At the time Shriver bristled at the idea that she was just another Kennedy wife raised to ignore philandering. “That ticks me off,” she told Oprah Winfrey. “I am my own woman. I have not been quote ‘bred’ to look the other way. I look at that man … eyes wide open, and I look at him with an open heart, and I accept him with all his strengths and weaknesses as he does me.”

But this new development was evidently too much. “It’s a bond that is gone,” says a Shriver source. “She did such a major job defending him from any rumor about him.”

Adds a source close to the Republican former governor: “He recognized this day would come and was trying to emotionally prepare for it. But you can’t prepare for something like this. He’s talking to his family. He apologized to each and every one of them. He’s being very forthcoming and hoping to earn their trust back. He understands this is entirely his responsibility. The rest of it is up to his friends and family as to how they want to respond.” Son Patrick, a junior in high school, responded to the breaking news, online with a tweet: “Some days you feel like sh–, some days you want to quit and just be normal for a bit, yet i love my family till death do us [part].”

How Shriver will respond remains to be fully seen, and the couple have yet to file for divorce. “She is a very religious person,” says a friend. “She will spend a lot of time on prayer and recovery.”

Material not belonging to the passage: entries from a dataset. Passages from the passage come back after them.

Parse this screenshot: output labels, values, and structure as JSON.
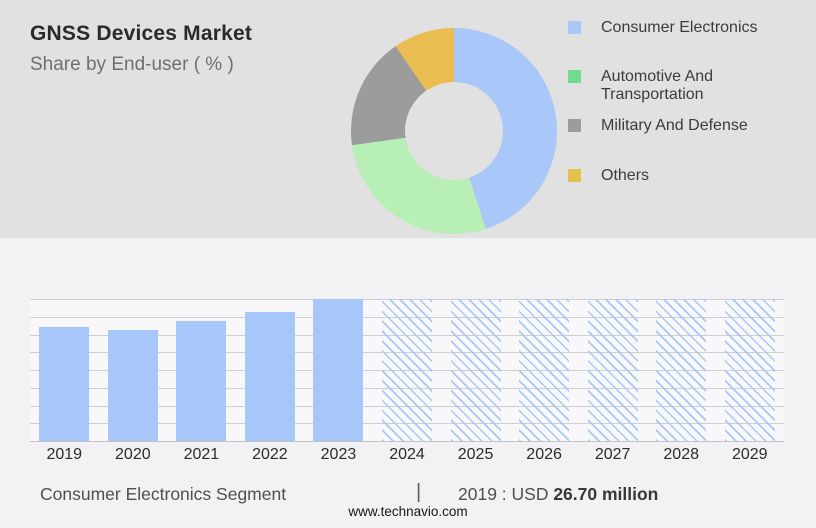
{
  "header": {
    "title": "GNSS Devices Market",
    "subtitle": "Share by End-user ( % )"
  },
  "footer": {
    "segment_label": "Consumer Electronics Segment",
    "separator": "|",
    "value_prefix": "2019 : USD ",
    "value_bold": "26.70 million"
  },
  "source": {
    "url": "www.technavio.com"
  },
  "chart_data": [
    {
      "type": "pie",
      "subtype": "donut",
      "title": "GNSS Devices Market — Share by End-user ( % )",
      "categories": [
        "Consumer Electronics",
        "Automotive And Transportation",
        "Military And Defense",
        "Others"
      ],
      "values_pct": [
        45.0,
        27.8,
        17.6,
        9.6
      ],
      "colors": [
        "#A9C7F9",
        "#B7EFB6",
        "#9C9C9C",
        "#E9BD52"
      ],
      "legend_colors": [
        "#A9C7F9",
        "#6FDD8C",
        "#9C9C9C",
        "#E2C14E"
      ],
      "legend_position": "right",
      "start_angle_deg": 0,
      "direction": "clockwise"
    },
    {
      "type": "bar",
      "categories": [
        "2019",
        "2020",
        "2021",
        "2022",
        "2023",
        "2024",
        "2025",
        "2026",
        "2027",
        "2028",
        "2029"
      ],
      "values_index_2023_100": [
        80.0,
        77.9,
        84.7,
        90.8,
        100,
        100,
        100,
        100,
        100,
        100,
        100
      ],
      "actual_years": [
        "2019",
        "2020",
        "2021",
        "2022",
        "2023"
      ],
      "forecast_years": [
        "2024",
        "2025",
        "2026",
        "2027",
        "2028",
        "2029"
      ],
      "forecast_style": "diagonal-hatch",
      "known_point": "Consumer Electronics Segment, 2019 : USD 26.70 million",
      "ylabel": "",
      "ylim_index": [
        0,
        100
      ],
      "gridline_count": 9,
      "grid": true,
      "bar_color": "#A7C7FA",
      "hatch_color": "#A9C7F4"
    }
  ]
}
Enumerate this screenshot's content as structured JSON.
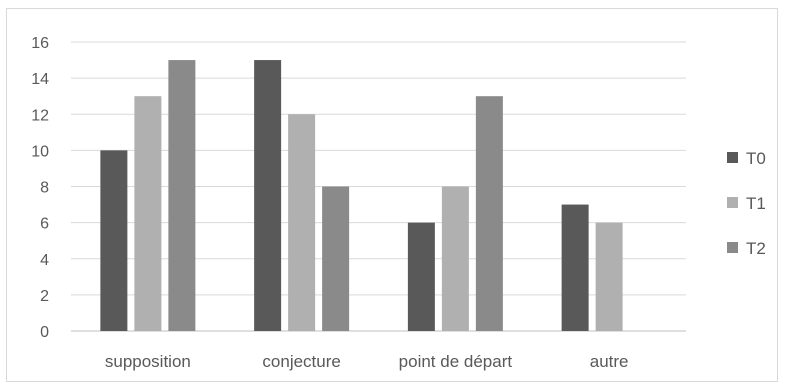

This new crisis comes at a time of huge upheaval for Shriver. “Everything she knows is moving out from under her,” says a friend. In the past two years, she lost both her parents, Sargent and Eunice Shriver, which, some say, unmoored her. “Her mother called her many times a day,” says another friend. “This was the link that kept everything going.”

Professionally too, Shriver appears to some to be cast adrift, though close friends say she is merely strategizing about her next step. Born to a political family, she had campaigned with her father, brother, her uncle Ted Kennedy and later her husband. But she knew since her teen years that she wanted to be a journalist. Having given up her job as a contributing anchor for Dateline NBC when she became California’s first lady, she now has neither.

Political wife was a role this Kennedy Democrat went into “kicking and screaming,” says a friend. In a 2008 TIME interview, she recalled the day she laid eyes on the first lady’s office, with its sign reading “Very Special Projects of the Governor,” and being told, “You can pick out the Christmas ornament,” to which she replied, “You gotta be kidding!”

But she remade the role as a platform to promote women’s issues and gather support for people who have loved ones with Alzheimer’s, which her father had. She organized the Women’s Conference seven times, making it a power event that drew speakers from Michelle Obama to the Dalai Lama.

Meanwhile Arnold “is doing the best he can,” says a source close to the actor. Future political offices or appointments appear out of the question now, so he is focusing on rebuilding his brand in Hollywood, which includes playing a horse trainer in the drama Cry Macho, and is developing a “Governator” comic book and TV series and may reprise his Terminator role. Despite the admitted infidelity, the couple will continue to support each other, and there will be no fighting over custody. “This is a sad time for her, but Maria will come out okay,” says a longtime pal. “She is a strong, resilient person.”